Fred P. Dropping His Newest LP, ‘Codes and Metaphors’

Electric Ladyland? Jimi Hendrix? You know how he does that whole solo backwards? I just like that sound, and I like to try it on different things and see what it does,” says Fred Peterkin.

The DJ and producer, better known as Fred P. and Black Jazz Consortium is attempting to explain the recurring theme of reversed samples in his music, and in the process, he shows a little bit of where his particularly deep style of house comes from.

It’s a sound characterized by dense textures, smeared samples, and often off-kilter rhythms that subliminally evokes Peterkin’s own complex relationship with music—a New York story with 30 years of near-misses, false starts, and disappointments before he finally found his recent success. With three LPs now behind him, his latest, Codes and Metaphors, dropped this week.

Peterkin grew up in Flatbush, Brooklyn and, like many of his peers, was enamored with radio. As it turned out, the airwaves were the medium by which he first experienced house music.

He says, “It was something that was played on the radio all the time.This was before the internet and all that stuff. It was basically this station 98.7 KISS FM, and they’d play club remixes and disco versions by Larry Levan of popular R&B songs that were out at the time. And these were the records that would be played at family functions—it was the most popular station in New York City.”

Around the same time, he found himself going deeper into New York’s hip-hop scene. In junior high school he got into b-boy culture, becoming a breakdancer and running with a group of friends who later, in high school, would begin exploring the city’s house dancing meccas.

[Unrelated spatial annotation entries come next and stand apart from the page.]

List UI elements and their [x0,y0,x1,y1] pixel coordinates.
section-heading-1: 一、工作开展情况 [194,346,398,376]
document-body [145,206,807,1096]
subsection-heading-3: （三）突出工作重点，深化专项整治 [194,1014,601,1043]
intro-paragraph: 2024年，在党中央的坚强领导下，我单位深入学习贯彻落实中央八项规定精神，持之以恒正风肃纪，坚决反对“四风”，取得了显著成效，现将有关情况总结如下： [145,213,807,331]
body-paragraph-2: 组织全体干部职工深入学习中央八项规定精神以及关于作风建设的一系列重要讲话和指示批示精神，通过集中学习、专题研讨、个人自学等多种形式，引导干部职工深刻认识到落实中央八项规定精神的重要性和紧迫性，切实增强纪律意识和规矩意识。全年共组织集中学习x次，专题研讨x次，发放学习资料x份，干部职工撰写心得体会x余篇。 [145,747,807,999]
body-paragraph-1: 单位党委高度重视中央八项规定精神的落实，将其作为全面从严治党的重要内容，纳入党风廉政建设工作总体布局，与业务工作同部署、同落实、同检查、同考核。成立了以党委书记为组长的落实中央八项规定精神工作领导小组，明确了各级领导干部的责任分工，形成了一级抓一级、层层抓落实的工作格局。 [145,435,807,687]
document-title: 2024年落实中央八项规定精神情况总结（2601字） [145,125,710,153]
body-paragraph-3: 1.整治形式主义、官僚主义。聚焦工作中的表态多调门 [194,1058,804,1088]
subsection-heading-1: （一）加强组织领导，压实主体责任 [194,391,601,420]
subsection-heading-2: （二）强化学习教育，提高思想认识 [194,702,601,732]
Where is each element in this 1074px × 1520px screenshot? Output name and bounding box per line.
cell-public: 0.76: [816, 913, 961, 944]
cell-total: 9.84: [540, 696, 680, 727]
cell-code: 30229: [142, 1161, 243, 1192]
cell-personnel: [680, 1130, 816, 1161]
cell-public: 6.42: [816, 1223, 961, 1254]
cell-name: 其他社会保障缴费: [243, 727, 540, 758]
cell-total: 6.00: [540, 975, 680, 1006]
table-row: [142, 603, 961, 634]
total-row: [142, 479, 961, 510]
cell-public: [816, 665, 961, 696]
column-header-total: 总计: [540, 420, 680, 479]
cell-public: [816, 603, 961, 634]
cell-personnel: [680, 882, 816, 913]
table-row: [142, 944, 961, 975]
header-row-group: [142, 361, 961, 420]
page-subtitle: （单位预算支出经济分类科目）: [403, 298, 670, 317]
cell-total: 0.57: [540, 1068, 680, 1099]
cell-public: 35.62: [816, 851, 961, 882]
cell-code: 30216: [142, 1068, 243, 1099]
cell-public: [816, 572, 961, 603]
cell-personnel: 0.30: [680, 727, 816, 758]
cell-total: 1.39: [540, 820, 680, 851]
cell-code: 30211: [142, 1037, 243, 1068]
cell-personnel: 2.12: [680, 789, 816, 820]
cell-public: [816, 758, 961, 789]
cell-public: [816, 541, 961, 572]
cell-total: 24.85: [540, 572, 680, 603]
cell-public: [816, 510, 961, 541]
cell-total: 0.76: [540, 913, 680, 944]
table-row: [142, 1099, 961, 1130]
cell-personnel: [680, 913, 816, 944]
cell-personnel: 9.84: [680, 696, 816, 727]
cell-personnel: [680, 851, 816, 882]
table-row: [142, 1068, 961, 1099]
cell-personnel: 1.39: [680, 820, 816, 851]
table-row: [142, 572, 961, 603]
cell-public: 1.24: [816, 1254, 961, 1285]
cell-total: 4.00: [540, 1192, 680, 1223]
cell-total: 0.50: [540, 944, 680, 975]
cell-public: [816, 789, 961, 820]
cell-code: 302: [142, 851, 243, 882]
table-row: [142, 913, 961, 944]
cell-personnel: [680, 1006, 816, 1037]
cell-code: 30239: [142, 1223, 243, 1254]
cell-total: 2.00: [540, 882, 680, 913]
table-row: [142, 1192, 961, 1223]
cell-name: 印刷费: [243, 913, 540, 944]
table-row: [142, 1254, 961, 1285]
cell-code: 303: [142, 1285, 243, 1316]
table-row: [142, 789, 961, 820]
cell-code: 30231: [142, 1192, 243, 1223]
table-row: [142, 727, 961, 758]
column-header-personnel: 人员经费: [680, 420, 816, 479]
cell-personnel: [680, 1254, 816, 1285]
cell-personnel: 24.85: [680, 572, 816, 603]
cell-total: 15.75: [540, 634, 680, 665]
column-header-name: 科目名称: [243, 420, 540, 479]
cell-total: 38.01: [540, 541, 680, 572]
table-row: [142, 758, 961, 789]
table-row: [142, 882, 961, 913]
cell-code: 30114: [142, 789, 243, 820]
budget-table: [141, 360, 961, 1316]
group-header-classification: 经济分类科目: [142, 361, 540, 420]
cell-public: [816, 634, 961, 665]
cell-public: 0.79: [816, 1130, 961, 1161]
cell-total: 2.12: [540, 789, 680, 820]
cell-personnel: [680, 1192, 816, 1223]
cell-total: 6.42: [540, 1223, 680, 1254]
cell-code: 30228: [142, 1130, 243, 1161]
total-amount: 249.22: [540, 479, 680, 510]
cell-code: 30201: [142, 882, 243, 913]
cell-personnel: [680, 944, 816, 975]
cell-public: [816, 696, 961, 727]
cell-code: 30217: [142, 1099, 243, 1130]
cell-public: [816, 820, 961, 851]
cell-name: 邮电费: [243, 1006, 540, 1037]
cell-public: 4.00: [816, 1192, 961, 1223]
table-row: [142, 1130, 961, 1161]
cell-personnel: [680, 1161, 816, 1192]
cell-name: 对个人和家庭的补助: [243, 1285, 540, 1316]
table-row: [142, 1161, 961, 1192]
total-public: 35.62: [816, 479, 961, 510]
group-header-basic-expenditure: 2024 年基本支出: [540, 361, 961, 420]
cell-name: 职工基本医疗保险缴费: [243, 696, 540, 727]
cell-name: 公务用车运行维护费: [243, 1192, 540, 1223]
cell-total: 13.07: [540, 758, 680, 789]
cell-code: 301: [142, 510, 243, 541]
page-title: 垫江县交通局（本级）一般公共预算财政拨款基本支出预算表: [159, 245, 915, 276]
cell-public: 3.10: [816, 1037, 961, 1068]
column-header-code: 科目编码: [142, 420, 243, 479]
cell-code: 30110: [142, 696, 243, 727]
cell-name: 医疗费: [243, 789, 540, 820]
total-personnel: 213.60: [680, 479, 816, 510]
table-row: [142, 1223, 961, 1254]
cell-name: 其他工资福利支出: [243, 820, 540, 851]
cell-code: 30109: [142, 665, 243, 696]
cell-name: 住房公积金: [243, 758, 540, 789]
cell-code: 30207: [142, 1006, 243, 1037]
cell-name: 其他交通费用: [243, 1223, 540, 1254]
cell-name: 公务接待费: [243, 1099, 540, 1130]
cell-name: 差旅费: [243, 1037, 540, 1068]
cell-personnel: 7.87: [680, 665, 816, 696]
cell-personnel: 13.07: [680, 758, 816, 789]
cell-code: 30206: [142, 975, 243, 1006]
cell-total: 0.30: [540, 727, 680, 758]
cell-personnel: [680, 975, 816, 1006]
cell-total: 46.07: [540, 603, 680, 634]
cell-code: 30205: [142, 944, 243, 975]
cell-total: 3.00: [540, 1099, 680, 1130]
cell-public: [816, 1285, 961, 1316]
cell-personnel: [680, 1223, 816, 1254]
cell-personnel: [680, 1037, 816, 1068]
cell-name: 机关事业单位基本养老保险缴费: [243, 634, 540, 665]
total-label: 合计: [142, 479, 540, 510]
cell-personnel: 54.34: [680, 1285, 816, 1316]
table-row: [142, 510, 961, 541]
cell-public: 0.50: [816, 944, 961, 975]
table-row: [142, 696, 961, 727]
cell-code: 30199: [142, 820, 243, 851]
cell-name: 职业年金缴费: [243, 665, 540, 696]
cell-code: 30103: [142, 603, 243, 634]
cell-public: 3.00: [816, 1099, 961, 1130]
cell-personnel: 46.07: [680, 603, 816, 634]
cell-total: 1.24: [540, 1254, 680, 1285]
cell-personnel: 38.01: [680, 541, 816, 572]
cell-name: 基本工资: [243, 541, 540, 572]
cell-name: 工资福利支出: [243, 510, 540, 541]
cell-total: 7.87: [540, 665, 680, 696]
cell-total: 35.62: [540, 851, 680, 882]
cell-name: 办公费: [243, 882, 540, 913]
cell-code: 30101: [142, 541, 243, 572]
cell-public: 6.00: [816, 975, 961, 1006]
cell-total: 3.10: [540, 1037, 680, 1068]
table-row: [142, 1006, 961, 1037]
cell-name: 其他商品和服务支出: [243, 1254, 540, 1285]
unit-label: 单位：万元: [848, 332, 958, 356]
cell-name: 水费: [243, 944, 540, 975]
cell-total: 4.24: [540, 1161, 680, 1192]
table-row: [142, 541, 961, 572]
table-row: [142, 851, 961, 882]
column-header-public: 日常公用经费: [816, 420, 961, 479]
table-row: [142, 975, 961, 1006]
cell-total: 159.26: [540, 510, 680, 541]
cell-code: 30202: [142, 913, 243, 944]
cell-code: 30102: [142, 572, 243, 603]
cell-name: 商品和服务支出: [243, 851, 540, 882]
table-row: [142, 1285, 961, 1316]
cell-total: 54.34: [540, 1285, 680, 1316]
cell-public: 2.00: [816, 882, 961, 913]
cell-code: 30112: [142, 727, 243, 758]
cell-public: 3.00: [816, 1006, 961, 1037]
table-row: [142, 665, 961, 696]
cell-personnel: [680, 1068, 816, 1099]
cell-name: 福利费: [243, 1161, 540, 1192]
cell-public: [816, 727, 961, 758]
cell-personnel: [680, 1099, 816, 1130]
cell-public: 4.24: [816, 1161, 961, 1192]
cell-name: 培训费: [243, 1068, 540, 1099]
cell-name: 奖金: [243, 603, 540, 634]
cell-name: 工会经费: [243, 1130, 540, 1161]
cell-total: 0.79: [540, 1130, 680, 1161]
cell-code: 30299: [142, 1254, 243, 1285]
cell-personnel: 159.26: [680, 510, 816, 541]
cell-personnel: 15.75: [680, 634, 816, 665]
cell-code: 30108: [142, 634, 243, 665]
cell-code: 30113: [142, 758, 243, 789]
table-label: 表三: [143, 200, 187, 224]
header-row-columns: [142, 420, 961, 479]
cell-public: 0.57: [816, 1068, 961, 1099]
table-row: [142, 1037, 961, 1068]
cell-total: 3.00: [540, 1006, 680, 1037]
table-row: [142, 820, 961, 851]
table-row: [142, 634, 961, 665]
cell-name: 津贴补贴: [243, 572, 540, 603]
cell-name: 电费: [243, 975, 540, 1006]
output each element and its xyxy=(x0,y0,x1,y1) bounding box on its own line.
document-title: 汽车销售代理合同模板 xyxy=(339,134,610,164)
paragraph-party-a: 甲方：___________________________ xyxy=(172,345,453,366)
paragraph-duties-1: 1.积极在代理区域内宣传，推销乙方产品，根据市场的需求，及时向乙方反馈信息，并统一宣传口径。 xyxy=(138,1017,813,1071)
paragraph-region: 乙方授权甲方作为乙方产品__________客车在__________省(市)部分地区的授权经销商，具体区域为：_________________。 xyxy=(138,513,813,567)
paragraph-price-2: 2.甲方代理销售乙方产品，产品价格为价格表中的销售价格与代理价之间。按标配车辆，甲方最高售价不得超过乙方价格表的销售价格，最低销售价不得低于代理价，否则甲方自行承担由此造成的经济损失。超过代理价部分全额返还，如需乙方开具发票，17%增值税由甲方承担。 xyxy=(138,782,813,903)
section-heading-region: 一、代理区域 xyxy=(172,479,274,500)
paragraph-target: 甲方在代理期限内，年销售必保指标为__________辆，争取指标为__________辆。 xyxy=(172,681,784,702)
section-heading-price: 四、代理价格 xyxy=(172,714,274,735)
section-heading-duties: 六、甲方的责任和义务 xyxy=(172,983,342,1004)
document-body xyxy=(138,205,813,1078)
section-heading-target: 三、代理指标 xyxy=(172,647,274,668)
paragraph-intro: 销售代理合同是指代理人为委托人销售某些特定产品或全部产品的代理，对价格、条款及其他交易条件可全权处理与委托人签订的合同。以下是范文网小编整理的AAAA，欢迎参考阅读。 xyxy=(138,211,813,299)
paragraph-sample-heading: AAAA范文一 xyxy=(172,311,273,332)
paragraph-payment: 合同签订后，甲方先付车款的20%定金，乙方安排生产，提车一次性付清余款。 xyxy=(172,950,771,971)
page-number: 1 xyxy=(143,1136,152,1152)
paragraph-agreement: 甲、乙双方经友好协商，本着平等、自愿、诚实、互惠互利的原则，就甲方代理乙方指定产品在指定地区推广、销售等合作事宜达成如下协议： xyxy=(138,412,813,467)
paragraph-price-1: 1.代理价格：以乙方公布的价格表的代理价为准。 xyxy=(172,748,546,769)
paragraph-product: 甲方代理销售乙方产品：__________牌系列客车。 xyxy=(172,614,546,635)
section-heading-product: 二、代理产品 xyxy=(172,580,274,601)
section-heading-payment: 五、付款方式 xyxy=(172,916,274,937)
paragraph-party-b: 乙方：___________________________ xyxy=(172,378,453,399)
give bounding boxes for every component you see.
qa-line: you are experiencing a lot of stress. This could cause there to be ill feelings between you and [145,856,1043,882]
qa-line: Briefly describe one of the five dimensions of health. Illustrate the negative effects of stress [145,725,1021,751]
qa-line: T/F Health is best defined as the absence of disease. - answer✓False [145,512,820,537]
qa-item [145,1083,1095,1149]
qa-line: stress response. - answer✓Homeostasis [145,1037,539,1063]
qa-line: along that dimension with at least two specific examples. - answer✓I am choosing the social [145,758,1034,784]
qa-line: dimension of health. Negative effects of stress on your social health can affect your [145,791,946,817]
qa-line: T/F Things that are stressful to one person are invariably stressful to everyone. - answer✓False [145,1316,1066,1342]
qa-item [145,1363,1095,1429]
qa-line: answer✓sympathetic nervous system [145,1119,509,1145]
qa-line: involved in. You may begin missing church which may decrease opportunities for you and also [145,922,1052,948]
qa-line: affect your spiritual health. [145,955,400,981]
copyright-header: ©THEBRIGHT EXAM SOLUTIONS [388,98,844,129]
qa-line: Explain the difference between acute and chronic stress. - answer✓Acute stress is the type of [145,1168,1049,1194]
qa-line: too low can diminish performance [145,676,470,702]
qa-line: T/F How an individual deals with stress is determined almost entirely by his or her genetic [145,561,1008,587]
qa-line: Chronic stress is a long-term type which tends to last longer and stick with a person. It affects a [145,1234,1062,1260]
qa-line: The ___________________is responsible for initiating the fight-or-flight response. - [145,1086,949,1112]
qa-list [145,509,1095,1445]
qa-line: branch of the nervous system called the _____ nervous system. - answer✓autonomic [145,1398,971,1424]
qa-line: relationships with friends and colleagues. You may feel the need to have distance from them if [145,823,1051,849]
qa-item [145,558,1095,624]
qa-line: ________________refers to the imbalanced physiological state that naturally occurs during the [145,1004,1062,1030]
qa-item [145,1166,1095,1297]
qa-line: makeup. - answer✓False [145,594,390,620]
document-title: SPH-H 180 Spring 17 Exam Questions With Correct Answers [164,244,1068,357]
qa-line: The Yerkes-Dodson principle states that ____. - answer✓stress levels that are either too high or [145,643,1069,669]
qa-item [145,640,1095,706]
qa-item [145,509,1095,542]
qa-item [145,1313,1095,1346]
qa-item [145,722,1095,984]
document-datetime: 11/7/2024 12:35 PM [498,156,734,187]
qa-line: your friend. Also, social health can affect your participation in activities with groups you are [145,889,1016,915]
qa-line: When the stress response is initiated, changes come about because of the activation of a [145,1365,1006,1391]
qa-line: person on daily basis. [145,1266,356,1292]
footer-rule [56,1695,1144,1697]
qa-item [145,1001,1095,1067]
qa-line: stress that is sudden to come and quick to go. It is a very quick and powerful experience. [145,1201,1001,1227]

“It started in the Pyramid Club in the Lower East Side. From there, I went with a friend from my neighborhood and we started looking for places to go dance ’cause we were both very much into the music. It was more so for the camaraderie of the dancing and being a part of the circle—that was a big deal because it was relative to a b-boy battle and the breaking and popping we did at the time. So it would be Pyramid, Sound Factory, Red Zone, and the Tunnel. Those were the main places we went.”

Yet even though he was a regular attendee of some of New York’s most hallowed dance floors, he wasn’t then particularly into club culture itself or even DJs. “I was more attracted to the social aspect in the early days; I wasn’t so much into club culture because I wouldn’t go to a club without my friends. In fact, sadly enough, I only knew a couple DJs that I followed when it came to house music. And that was Junior Vasquez, Roger Sanchez, DJ Disciple, Tony Humphries, Kenny Carpenter, John Roberts, those were the main ones that I used to look for when I used to go out and buy tapes. But I mean, I was heavily into hip-hop and dance music was the subculture.